The opinion in Morland-Jones v. Taerk has to be read to be fully appreciated—it's an outstanding example of its category. That category being something like, "Opinions by Canadian Judges Who Think the Parties Are Being Ridiculous and Enjoy Telling Them So in Humorous Terms." (One previous example here.) It is also an example of the sort of utterly ridiculous case that so often arises out of a petty dispute between neighbors.

The parties, two couples who live next door to each other, "do not seem to like each other," Morgan wrote with true Canadian understatement. They have in fact hated each other for years. Two of plaintiffs' 11 security cameras point at the defendants' front door and yard, and plaintiffs record everything they do. This was clear from the video that plaintiffs brought to the hearing on their motion for injunctive relief. For example, "the hearing before me started off with … a short excerpt from security footage shot by the Plaintiffs several years ago, in which Ms. Taerk is seen performing a 'poop and scoop' after a dog did its business on her front lawn." Her crime, it appears, was in disposing of said poop in the plaintiffs' trash can rather than the defendants' own. But as the court pointed out, "there is no claim for pooping and scooping into the neighbour's garbage can…."

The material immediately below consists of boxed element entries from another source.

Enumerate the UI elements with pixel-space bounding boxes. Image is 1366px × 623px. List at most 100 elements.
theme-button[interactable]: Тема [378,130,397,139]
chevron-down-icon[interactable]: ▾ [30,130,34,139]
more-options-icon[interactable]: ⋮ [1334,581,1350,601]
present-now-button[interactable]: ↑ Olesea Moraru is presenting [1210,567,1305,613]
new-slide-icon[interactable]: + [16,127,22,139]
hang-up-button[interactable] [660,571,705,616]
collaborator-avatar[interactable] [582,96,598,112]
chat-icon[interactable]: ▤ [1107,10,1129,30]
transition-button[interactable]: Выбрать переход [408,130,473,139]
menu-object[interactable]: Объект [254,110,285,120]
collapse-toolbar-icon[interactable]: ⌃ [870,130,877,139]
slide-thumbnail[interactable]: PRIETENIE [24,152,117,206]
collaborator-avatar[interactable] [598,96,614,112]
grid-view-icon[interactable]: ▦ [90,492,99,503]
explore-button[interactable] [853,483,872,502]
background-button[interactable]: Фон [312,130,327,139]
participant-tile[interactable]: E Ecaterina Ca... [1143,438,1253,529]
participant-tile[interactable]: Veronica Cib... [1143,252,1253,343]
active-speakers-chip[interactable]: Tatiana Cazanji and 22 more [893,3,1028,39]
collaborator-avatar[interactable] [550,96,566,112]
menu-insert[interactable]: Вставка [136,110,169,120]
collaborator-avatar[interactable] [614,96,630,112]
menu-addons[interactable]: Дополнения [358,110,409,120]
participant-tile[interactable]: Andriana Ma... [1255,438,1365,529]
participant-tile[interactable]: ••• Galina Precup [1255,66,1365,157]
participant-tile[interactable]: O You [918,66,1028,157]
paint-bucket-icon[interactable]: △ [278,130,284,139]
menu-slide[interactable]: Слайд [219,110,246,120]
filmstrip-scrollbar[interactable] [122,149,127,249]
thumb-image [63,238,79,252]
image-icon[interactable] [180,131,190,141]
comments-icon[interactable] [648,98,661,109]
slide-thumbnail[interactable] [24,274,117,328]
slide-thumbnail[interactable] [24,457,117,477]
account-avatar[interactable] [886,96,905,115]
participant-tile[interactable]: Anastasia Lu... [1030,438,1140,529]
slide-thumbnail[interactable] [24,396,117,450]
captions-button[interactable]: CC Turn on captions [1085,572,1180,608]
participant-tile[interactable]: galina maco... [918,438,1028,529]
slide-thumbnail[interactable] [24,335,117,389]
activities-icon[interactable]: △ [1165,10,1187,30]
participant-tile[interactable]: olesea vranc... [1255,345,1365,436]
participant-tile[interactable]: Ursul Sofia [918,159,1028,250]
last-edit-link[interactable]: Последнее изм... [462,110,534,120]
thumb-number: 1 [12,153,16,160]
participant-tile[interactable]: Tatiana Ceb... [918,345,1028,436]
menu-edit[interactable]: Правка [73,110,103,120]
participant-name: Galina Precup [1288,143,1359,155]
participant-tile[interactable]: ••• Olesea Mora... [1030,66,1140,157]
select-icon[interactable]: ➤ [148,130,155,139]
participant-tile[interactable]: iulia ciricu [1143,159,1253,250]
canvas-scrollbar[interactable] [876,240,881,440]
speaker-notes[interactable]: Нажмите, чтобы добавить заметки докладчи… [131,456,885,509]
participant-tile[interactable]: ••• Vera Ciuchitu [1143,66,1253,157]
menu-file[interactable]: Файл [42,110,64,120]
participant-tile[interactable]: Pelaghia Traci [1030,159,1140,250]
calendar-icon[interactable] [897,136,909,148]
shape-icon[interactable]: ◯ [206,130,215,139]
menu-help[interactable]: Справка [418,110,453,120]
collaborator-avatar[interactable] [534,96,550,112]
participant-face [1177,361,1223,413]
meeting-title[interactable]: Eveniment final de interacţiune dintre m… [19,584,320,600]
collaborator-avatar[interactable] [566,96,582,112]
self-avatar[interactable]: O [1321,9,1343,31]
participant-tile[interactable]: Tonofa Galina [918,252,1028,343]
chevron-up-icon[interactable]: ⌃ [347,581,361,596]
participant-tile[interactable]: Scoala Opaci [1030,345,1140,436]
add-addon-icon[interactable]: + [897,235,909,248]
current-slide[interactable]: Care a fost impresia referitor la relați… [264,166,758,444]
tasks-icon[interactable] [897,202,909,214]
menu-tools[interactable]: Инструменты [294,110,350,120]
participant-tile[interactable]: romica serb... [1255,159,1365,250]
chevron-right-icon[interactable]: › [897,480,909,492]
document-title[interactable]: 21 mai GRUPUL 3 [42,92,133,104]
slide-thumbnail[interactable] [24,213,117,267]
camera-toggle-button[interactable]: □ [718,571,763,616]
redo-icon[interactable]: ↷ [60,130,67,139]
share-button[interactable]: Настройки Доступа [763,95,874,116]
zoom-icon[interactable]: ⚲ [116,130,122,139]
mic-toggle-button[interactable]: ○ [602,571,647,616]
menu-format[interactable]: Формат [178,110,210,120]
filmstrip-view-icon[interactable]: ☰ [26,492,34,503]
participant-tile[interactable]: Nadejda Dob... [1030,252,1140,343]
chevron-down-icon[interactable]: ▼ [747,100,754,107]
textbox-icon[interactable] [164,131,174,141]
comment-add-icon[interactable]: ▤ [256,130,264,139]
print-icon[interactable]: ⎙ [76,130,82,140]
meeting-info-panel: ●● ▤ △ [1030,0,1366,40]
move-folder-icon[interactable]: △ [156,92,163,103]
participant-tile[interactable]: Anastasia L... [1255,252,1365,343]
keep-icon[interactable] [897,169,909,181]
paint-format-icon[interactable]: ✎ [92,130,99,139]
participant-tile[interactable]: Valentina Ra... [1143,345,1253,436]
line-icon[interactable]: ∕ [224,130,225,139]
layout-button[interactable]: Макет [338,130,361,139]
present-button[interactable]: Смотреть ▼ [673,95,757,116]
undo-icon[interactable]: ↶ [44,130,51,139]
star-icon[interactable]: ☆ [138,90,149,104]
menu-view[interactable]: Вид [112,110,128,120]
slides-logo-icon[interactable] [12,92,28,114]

And "[t]he 'dog feces incident,' as counsel for the Plaintiffs calls it, is [the] high point of [Plaintiffs'] claim." (Emphasis added.)

The defendants had not been "entirely innocent," the court noted. They realize that the plaintiffs don't like to be recorded—though they record everyone else—and so defendants do precisely that, using cell phones and dictaphones and making sure that plaintiffs see them doing it. Oddly, Ms. Taerk denied she had actually taken any pictures, insisting that she had only been pretending to do so (to irritate them, that is). But of course that "explanation reflects more malevolence than what it attempts to exclude."

All in all, the parties' antics constituted "a repeated form of hijinks that could, if a sponsor were found, be broadcast and screened weekly, although probably limited to the cable channels high up in the 300s," Justice Morgan wrote.

"[A] court cannot order the Defendants to be nice to the Plaintiffs," he observed, and so "there is no serious issue to be tried in this action." In dismissing the case, he did not award costs to anyone, as "[e]ach side deserves to bear its own costs."

Really, I've only scratched the surface here. It's great stuff.

Justice Morgan was also in the news last year when he declared William Assaf a "vexatious litigant," hoping thereby to put an end to a 40-year, 30-lawsuit legal war between members of the same family as well as certain other unfortunates who, he wrote, "doubtless to their lasting regret, stumbled into the Assaf family maelstrom." That decision is probably also worth looking up.